Le nouveau court métrage de Wes Anderson pour Netflix est une petite pièce divertissante basée sur Roald Dahl. Avec une durée de 37 minutes, sa brièveté expose peut-être, voire crée, une légèreté dans son style caractéristique qui aurait plus d’espace pour se développer dans un long métrage. Et peut-être que cela aurait pu tout aussi bien être un long métrage.

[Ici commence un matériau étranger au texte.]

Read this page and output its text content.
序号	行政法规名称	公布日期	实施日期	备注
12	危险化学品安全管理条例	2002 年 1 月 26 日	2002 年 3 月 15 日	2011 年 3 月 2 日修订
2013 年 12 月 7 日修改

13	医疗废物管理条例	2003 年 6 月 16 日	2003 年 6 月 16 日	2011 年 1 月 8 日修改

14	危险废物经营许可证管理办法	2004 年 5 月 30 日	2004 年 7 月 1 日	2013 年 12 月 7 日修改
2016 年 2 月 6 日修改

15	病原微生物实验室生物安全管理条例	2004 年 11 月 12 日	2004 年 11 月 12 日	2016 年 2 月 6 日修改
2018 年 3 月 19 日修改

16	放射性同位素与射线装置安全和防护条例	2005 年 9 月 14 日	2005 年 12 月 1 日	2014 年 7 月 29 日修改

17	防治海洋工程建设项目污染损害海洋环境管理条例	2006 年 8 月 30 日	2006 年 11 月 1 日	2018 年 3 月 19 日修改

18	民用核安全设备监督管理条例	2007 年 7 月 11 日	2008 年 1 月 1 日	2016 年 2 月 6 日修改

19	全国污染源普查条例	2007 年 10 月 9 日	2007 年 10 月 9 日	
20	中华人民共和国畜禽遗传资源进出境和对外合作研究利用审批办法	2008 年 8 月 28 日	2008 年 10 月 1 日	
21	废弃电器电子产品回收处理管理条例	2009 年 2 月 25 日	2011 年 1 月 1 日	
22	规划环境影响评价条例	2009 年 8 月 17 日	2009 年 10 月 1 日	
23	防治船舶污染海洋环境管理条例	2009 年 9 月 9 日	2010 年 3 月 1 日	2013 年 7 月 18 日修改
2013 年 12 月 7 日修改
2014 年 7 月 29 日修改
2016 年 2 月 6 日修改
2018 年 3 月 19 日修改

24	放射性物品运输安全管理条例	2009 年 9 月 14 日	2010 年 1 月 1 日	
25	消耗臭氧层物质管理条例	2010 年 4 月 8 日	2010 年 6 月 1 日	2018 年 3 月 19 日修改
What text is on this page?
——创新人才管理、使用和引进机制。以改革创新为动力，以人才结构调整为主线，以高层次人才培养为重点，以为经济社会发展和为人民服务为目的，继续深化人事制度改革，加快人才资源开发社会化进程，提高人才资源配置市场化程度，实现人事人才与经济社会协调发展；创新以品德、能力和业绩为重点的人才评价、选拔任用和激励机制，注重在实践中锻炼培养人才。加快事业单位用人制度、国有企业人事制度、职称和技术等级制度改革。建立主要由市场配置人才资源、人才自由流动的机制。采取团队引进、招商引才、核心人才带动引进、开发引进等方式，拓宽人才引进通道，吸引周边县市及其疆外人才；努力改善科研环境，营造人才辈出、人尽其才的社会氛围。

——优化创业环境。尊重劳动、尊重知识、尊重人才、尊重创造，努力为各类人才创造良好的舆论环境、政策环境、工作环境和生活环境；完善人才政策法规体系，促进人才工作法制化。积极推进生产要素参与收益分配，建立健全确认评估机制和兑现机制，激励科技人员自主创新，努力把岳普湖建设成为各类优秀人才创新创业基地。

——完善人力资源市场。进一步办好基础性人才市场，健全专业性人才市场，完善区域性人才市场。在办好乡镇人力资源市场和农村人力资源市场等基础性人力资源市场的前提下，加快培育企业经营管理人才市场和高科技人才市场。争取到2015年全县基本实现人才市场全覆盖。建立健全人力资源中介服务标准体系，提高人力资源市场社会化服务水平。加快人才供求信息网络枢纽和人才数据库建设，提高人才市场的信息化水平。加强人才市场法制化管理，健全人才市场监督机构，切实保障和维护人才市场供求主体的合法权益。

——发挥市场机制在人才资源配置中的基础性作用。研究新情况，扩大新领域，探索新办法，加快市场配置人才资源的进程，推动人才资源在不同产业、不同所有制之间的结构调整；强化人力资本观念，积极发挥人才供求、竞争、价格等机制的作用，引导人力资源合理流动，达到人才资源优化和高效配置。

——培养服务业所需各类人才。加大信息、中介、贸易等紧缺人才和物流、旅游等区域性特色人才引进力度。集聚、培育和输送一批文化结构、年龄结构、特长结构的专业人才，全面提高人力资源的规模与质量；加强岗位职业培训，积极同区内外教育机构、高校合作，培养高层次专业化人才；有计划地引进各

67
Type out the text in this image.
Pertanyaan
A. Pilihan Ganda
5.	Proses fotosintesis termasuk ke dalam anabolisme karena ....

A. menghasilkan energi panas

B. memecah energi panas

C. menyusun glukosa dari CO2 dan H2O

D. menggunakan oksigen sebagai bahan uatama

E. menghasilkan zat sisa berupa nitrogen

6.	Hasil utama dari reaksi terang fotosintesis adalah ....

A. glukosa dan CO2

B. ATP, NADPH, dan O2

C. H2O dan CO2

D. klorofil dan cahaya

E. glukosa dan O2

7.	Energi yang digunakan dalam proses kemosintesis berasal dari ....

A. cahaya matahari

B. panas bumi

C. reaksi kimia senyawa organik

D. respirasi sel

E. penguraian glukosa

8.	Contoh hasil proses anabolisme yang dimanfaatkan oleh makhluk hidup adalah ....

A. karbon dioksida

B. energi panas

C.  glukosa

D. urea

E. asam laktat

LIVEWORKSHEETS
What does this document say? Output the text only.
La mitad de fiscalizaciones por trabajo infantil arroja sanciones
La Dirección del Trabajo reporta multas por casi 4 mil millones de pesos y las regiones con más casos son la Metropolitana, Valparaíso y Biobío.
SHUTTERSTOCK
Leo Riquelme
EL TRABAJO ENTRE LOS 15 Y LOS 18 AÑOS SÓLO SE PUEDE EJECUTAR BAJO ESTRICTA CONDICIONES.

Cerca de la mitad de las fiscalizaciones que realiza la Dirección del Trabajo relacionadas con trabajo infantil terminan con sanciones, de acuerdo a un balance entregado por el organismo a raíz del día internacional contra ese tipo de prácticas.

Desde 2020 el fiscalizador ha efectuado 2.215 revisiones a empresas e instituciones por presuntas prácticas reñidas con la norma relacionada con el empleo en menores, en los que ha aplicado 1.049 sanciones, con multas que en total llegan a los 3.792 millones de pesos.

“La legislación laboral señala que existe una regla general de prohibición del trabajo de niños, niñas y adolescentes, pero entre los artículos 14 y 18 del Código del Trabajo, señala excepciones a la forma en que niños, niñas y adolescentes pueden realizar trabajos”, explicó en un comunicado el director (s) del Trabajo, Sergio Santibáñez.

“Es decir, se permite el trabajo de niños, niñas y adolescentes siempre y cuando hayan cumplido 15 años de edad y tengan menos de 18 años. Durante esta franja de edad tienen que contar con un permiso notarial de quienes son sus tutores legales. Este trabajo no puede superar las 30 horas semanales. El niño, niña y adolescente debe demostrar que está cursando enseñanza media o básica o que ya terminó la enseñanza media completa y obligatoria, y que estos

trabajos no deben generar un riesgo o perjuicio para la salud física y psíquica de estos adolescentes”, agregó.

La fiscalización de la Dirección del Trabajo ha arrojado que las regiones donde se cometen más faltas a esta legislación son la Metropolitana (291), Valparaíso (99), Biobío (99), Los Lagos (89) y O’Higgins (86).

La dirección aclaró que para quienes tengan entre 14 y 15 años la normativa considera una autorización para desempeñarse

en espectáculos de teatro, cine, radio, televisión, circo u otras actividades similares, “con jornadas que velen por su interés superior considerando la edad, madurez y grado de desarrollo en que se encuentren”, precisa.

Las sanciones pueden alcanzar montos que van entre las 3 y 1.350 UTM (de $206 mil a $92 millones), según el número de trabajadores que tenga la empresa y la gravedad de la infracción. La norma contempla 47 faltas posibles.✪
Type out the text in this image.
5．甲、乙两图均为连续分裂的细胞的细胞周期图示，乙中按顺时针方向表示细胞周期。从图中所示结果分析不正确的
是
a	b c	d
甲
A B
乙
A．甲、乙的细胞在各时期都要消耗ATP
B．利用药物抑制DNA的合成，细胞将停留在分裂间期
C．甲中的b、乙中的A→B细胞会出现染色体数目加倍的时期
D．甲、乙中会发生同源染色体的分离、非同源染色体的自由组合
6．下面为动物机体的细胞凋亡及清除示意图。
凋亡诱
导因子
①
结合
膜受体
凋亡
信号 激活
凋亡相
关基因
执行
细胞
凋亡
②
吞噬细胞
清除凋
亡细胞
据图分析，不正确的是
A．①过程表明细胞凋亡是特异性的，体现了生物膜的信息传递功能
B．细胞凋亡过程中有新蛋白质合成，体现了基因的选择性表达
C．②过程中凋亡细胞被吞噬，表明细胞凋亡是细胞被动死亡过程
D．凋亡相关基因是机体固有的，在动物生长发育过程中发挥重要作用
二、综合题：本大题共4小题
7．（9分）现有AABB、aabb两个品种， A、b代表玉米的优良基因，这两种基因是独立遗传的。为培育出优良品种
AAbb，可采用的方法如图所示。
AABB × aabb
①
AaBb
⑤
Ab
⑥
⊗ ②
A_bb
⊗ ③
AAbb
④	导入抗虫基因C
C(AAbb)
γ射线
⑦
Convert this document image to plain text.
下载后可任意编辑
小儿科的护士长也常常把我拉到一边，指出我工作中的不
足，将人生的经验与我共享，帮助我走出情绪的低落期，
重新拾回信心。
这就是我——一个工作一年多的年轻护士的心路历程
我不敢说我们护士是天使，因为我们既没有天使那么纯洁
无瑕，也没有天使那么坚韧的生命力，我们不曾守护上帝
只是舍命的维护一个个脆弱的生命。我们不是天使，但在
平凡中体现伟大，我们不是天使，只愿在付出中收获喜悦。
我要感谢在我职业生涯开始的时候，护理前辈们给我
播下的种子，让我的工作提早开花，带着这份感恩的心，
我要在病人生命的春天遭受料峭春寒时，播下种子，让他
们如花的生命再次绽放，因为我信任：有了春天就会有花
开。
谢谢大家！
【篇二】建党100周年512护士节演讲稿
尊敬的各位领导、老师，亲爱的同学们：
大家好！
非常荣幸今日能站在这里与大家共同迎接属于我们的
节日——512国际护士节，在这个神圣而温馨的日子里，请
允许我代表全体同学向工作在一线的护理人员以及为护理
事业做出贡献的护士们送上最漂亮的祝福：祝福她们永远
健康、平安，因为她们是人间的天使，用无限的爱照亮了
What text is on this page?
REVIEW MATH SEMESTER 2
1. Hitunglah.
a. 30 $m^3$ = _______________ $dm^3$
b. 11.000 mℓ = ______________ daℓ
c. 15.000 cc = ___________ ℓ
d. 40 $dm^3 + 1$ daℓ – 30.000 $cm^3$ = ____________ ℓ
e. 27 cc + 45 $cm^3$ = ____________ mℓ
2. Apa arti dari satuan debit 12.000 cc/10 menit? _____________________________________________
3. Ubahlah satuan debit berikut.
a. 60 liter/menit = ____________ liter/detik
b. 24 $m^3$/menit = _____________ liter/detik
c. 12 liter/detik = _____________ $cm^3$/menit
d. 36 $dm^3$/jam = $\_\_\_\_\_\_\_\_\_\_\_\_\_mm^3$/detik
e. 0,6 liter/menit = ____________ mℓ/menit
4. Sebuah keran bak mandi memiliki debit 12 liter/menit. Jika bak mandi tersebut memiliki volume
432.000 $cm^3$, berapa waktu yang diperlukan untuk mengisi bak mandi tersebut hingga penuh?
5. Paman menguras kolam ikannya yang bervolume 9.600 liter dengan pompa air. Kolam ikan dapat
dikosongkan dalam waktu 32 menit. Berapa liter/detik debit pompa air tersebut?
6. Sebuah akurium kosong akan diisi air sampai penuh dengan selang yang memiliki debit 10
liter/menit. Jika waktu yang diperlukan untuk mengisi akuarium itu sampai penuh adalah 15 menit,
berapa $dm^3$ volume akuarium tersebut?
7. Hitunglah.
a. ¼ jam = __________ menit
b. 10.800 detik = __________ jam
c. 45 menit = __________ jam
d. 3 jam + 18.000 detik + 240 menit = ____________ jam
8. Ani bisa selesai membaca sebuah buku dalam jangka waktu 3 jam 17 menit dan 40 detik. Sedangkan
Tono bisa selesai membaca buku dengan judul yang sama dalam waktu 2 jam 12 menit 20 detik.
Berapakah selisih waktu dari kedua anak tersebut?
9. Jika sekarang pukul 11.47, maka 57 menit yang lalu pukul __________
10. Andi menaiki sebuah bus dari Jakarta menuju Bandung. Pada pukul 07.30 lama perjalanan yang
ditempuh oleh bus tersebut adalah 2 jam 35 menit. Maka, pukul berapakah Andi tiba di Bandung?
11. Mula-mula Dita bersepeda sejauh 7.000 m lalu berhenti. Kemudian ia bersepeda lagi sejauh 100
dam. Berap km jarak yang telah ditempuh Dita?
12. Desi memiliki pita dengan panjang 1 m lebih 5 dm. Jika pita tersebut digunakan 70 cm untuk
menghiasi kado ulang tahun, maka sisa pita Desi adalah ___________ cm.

Il s’agit de la deuxième adaptation de Dahl par Anderson, après le film d’animation Fantastic Mr Fox en 2009. Il ne s’agit pas d’un des célèbres contes pour enfants de Dahl, mais plutôt d’une sélection de 1977 destinée aux adolescents plus âgés : The Wonderful Story of Henry Sugar and Six More. Ces histoires tortueuses se situent à mi-chemin entre sa fiction pour jeunes et ses récits cyniques et macabres destinés aux adultes, avec lesquels il a commencé sa carrière. C’est peut-être l’œuvre de Dahl la plus proche de la littérature pour jeunes adultes. Et pourtant, il y a quelque chose de doux et presque anodin dans le dénouement – atypique tant pour Dahl que pour Anderson.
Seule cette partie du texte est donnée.